The Victoria Falls are incredible. My friends and I were inspired to plan our recent trip to Africa, which included Cape Town, Zambia and Rwanda by a viral e-mail we received showing pictures of people swimming in the Devil’s Pool at the top of the falls. In order to do this we needed to visit during the low water season. The benefit of going in this season extends beyond swimming in the Devil’s pool. As a result of the low water we were able to walk across the top of the falls – providing multiple photo opportunities. That being said I do feel a need to return at high water to get the full experience of the Mosi-oa-Tunya (the native name for the falls meaning “the smoke that thunders”).

The below picture was taken on my second visit to the falls and left me with a huge adrenaline rush. I’m not a big fan of heights, and certainly not the 108 meter drop I was facing here. Still I decided that I needed to lower myself down onto this outcropping of rock to photograph this portion of the falls, which I believe is called the angel falls. Once reaching the ledge I stayed seated, gradually edging closer and closer to the edge, sliding my camera, and tripod ahead of me. The most nerve racking part was taking my lens cap off, I had already dropped a lens cap at the top of the falls on my first visit.
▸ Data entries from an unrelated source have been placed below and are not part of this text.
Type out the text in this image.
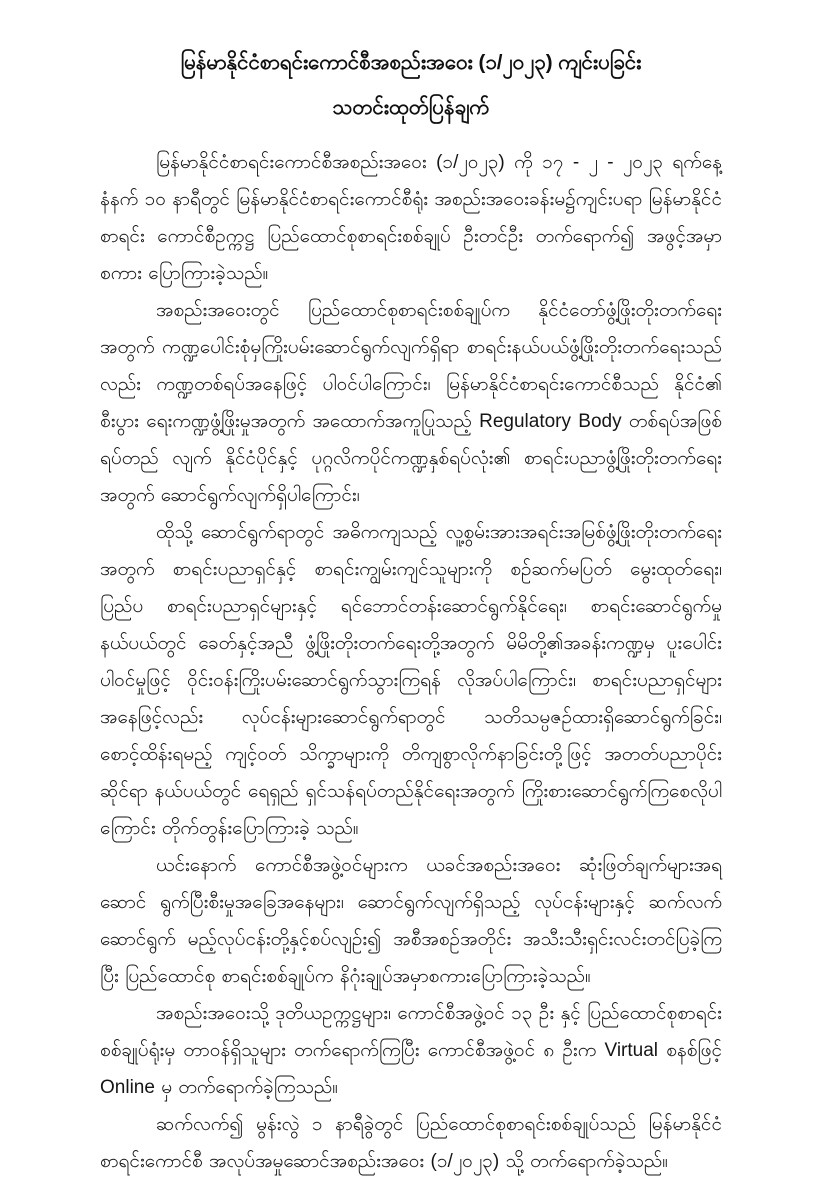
မြန်မာနိုင်ငံစာရင်းကောင်စီအစည်းအဝေး (၁/၂၀၂၃) ကျင်းပခြင်း
သတင်းထုတ်ပြန်ချက်

မြန်မာနိုင်ငံစာရင်းကောင်စီအစည်းအဝေး (၁/၂၀၂၃) ကို ၁၇ - ၂ - ၂၀၂၃ ရက်နေ့ နံနက် ၁၀ နာရီတွင် မြန်မာနိုင်ငံစာရင်းကောင်စီရုံး အစည်းအဝေးခန်းမ၌ကျင်းပရာ မြန်မာနိုင်ငံစာရင်း ကောင်စီဥက္ကဋ္ဌ ပြည်ထောင်စုစာရင်းစစ်ချုပ် ဦးတင်ဦး တက်ရောက်၍ အဖွင့်အမှာစကား ပြောကြားခဲ့သည်။

အစည်းအဝေးတွင် ပြည်ထောင်စုစာရင်းစစ်ချုပ်က နိုင်ငံတော်ဖွံ့ဖြိုးတိုးတက်ရေး အတွက် ကဏ္ဍပေါင်းစုံမှကြိုးပမ်းဆောင်ရွက်လျက်ရှိရာ စာရင်းနယ်ပယ်ဖွံ့ဖြိုးတိုးတက်ရေးသည် လည်း ကဏ္ဍတစ်ရပ်အနေဖြင့် ပါဝင်ပါကြောင်း၊ မြန်မာနိုင်ငံစာရင်းကောင်စီသည် နိုင်ငံ၏ စီးပွား ရေးကဏ္ဍဖွံ့ဖြိုးမှုအတွက် အထောက်အကူပြုသည့် Regulatory Body တစ်ရပ်အဖြစ် ရပ်တည် လျက် နိုင်ငံပိုင်နှင့် ပုဂ္ဂလိကပိုင်ကဏ္ဍနှစ်ရပ်လုံး၏ စာရင်းပညာဖွံ့ဖြိုးတိုးတက်ရေးအတွက် ဆောင်ရွက်လျက်ရှိပါကြောင်း၊

ထိုသို့ ဆောင်ရွက်ရာတွင် အဓိကကျသည့် လူ့စွမ်းအားအရင်းအမြစ်ဖွံ့ဖြိုးတိုးတက်ရေး အတွက် စာရင်းပညာရှင်နှင့် စာရင်းကျွမ်းကျင်သူများကို စဉ်ဆက်မပြတ် မွေးထုတ်ရေး၊ ပြည်ပ စာရင်းပညာရှင်များနှင့် ရင်ဘောင်တန်းဆောင်ရွက်နိုင်ရေး၊ စာရင်းဆောင်ရွက်မှု နယ်ပယ်တွင် ခေတ်နှင့်အညီ ဖွံ့ဖြိုးတိုးတက်ရေးတို့အတွက် မိမိတို့၏အခန်းကဏ္ဍမှ ပူးပေါင်းပါဝင်မှုဖြင့် ဝိုင်းဝန်းကြိုးပမ်းဆောင်ရွက်သွားကြရန် လိုအပ်ပါကြောင်း၊ စာရင်းပညာရှင်များအနေဖြင့်လည်း လုပ်ငန်းများဆောင်ရွက်ရာတွင် သတိသမ္ပဇဉ်ထားရှိဆောင်ရွက်ခြင်း၊ စောင့်ထိန်းရမည့် ကျင့်ဝတ် သိက္ခာများကို တိကျစွာလိုက်နာခြင်းတို့ဖြင့် အတတ်ပညာပိုင်းဆိုင်ရာ နယ်ပယ်တွင် ရေရှည် ရှင်သန်ရပ်တည်နိုင်ရေးအတွက် ကြိုးစားဆောင်ရွက်ကြစေလိုပါကြောင်း တိုက်တွန်းပြောကြားခဲ့ သည်။

ယင်းနောက် ကောင်စီအဖွဲ့ဝင်များက ယခင်အစည်းအဝေး ဆုံးဖြတ်ချက်များအရ ဆောင် ရွက်ပြီးစီးမှုအခြေအနေများ၊ ဆောင်ရွက်လျက်ရှိသည့် လုပ်ငန်းများနှင့် ဆက်လက်ဆောင်ရွက် မည့်လုပ်ငန်းတို့နှင့်စပ်လျဉ်း၍ အစီအစဉ်အတိုင်း အသီးသီးရှင်းလင်းတင်ပြခဲ့ကြပြီး ပြည်ထောင်စု စာရင်းစစ်ချုပ်က နိဂုံးချုပ်အမှာစကားပြောကြားခဲ့သည်။

အစည်းအဝေးသို့ ဒုတိယဥက္ကဋ္ဌများ၊ ကောင်စီအဖွဲ့ဝင် ၁၃ ဦး နှင့် ပြည်ထောင်စုစာရင်း စစ်ချုပ်ရုံးမှ တာဝန်ရှိသူများ တက်ရောက်ကြပြီး ကောင်စီအဖွဲ့ဝင် ၈ ဦးက Virtual စနစ်ဖြင့် Online မှ တက်ရောက်ခဲ့ကြသည်။

ဆက်လက်၍ မွန်းလွဲ ၁ နာရီခွဲတွင် ပြည်ထောင်စုစာရင်းစစ်ချုပ်သည် မြန်မာနိုင်ငံ စာရင်းကောင်စီ အလုပ်အမှုဆောင်အစည်းအဝေး (၁/၂၀၂၃) သို့ တက်ရောက်ခဲ့သည်။
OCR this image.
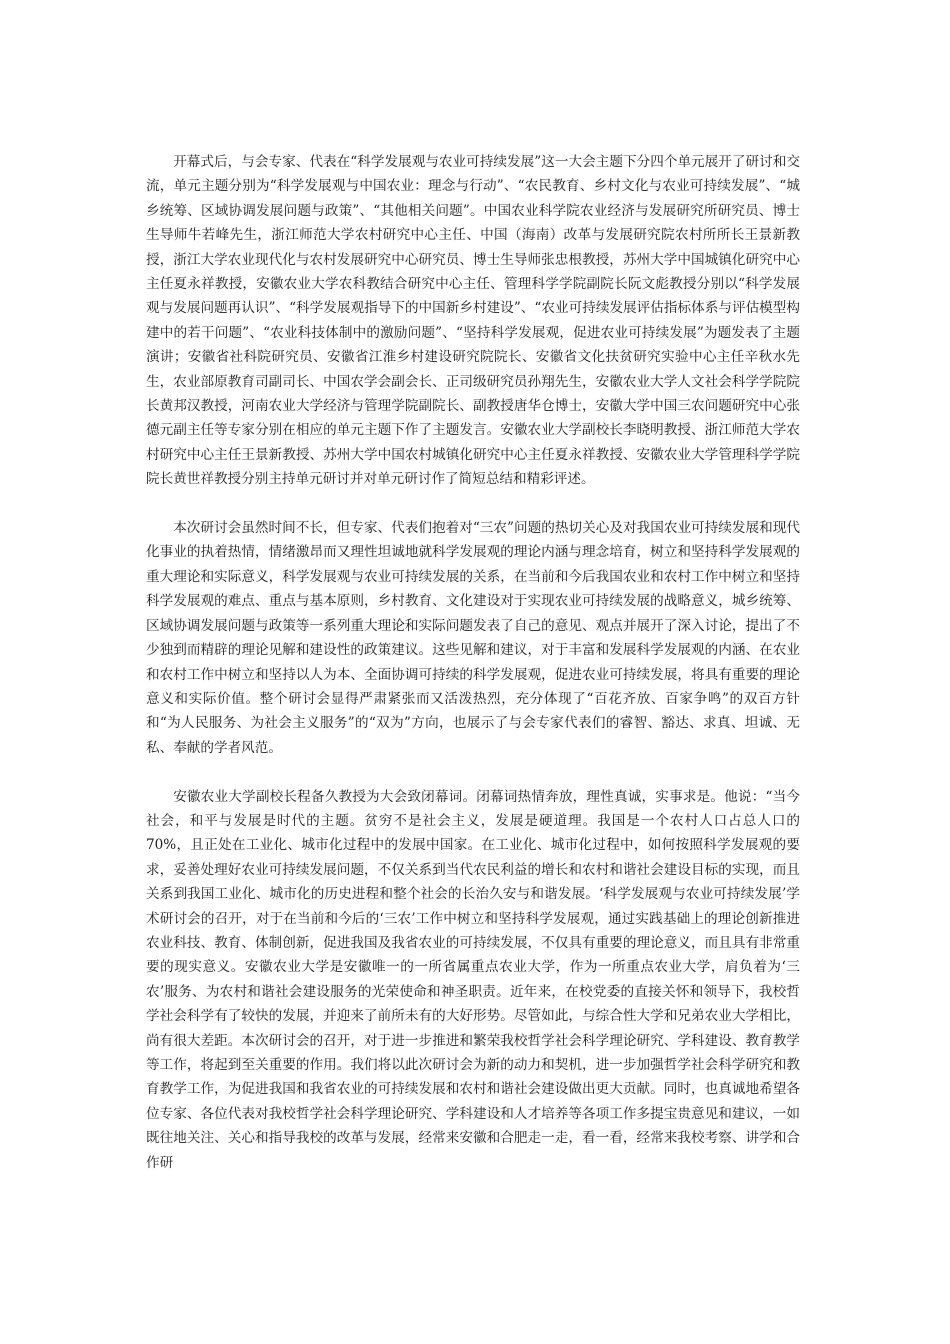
开幕式后，与会专家、代表在“科学发展观与农业可持续发展”这一大会主题下分四个单元展开了研讨和交流，单元主题分别为“科学发展观与中国农业：理念与行动”、“农民教育、乡村文化与农业可持续发展”、“城乡统筹、区域协调发展问题与政策”、“其他相关问题”。中国农业科学院农业经济与发展研究所研究员、博士生导师牛若峰先生，浙江师范大学农村研究中心主任、中国（海南）改革与发展研究院农村所所长王景新教授，浙江大学农业现代化与农村发展研究中心研究员、博士生导师张忠根教授，苏州大学中国城镇化研究中心主任夏永祥教授，安徽农业大学农科教结合研究中心主任、管理科学学院副院长阮文彪教授分别以“科学发展观与发展问题再认识”、“科学发展观指导下的中国新乡村建设”、“农业可持续发展评估指标体系与评估模型构建中的若干问题”、“农业科技体制中的激励问题”、“坚持科学发展观，促进农业可持续发展”为题发表了主题演讲；安徽省社科院研究员、安徽省江淮乡村建设研究院院长、安徽省文化扶贫研究实验中心主任辛秋水先生，农业部原教育司副司长、中国农学会副会长、正司级研究员孙翔先生，安徽农业大学人文社会科学学院院长黄邦汉教授，河南农业大学经济与管理学院副院长、副教授唐华仓博士，安徽大学中国三农问题研究中心张德元副主任等专家分别在相应的单元主题下作了主题发言。安徽农业大学副校长李晓明教授、浙江师范大学农村研究中心主任王景新教授、苏州大学中国农村城镇化研究中心主任夏永祥教授、安徽农业大学管理科学学院院长黄世祥教授分别主持单元研讨并对单元研讨作了简短总结和精彩评述。

本次研讨会虽然时间不长，但专家、代表们抱着对“三农”问题的热切关心及对我国农业可持续发展和现代化事业的执着热情，情绪激昂而又理性坦诚地就科学发展观的理论内涵与理念培育，树立和坚持科学发展观的重大理论和实际意义，科学发展观与农业可持续发展的关系，在当前和今后我国农业和农村工作中树立和坚持科学发展观的难点、重点与基本原则，乡村教育、文化建设对于实现农业可持续发展的战略意义，城乡统筹、区域协调发展问题与政策等一系列重大理论和实际问题发表了自己的意见、观点并展开了深入讨论，提出了不少独到而精辟的理论见解和建设性的政策建议。这些见解和建议，对于丰富和发展科学发展观的内涵、在农业和农村工作中树立和坚持以人为本、全面协调可持续的科学发展观，促进农业可持续发展，将具有重要的理论意义和实际价值。整个研讨会显得严肃紧张而又活泼热烈，充分体现了“百花齐放、百家争鸣”的双百方针和“为人民服务、为社会主义服务”的“双为”方向，也展示了与会专家代表们的睿智、豁达、求真、坦诚、无私、奉献的学者风范。

安徽农业大学副校长程备久教授为大会致闭幕词。闭幕词热情奔放，理性真诚，实事求是。他说：“当今社会，和平与发展是时代的主题。贫穷不是社会主义，发展是硬道理。我国是一个农村人口占总人口的70%，且正处在工业化、城市化过程中的发展中国家。在工业化、城市化过程中，如何按照科学发展观的要求，妥善处理好农业可持续发展问题，不仅关系到当代农民利益的增长和农村和谐社会建设目标的实现，而且关系到我国工业化、城市化的历史进程和整个社会的长治久安与和谐发展。‘科学发展观与农业可持续发展’学术研讨会的召开，对于在当前和今后的‘三农’工作中树立和坚持科学发展观，通过实践基础上的理论创新推进农业科技、教育、体制创新，促进我国及我省农业的可持续发展，不仅具有重要的理论意义，而且具有非常重要的现实意义。安徽农业大学是安徽唯一的一所省属重点农业大学，作为一所重点农业大学，肩负着为‘三农’服务、为农村和谐社会建设服务的光荣使命和神圣职责。近年来，在校党委的直接关怀和领导下，我校哲学社会科学有了较快的发展，并迎来了前所未有的大好形势。尽管如此，与综合性大学和兄弟农业大学相比，尚有很大差距。本次研讨会的召开，对于进一步推进和繁荣我校哲学社会科学理论研究、学科建设、教育教学等工作，将起到至关重要的作用。我们将以此次研讨会为新的动力和契机，进一步加强哲学社会科学研究和教育教学工作，为促进我国和我省农业的可持续发展和农村和谐社会建设做出更大贡献。同时，也真诚地希望各位专家、各位代表对我校哲学社会科学理论研究、学科建设和人才培养等各项工作多提宝贵意见和建议，一如既往地关注、关心和指导我校的改革与发展，经常来安徽和合肥走一走，看一看，经常来我校考察、讲学和合作研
It rolled within a foot of the edge – a very tense moment for me. I would not have been allowed this leeway with the spot I was in here. In hindsight, I really should have taken off all my loose bits and secured them before moving out to the edge.

In the middle of the picture you can see the area called the boiling pot. I’ll be posting another picture of this area in the near future. It’s from just below this point in the river where rafting trips start, on the category 5 rapids of the middle Zambezi.

View from the edge of Victoria Falls, Zambia during low water season showing the boiling pot of churning water next to angels armchair.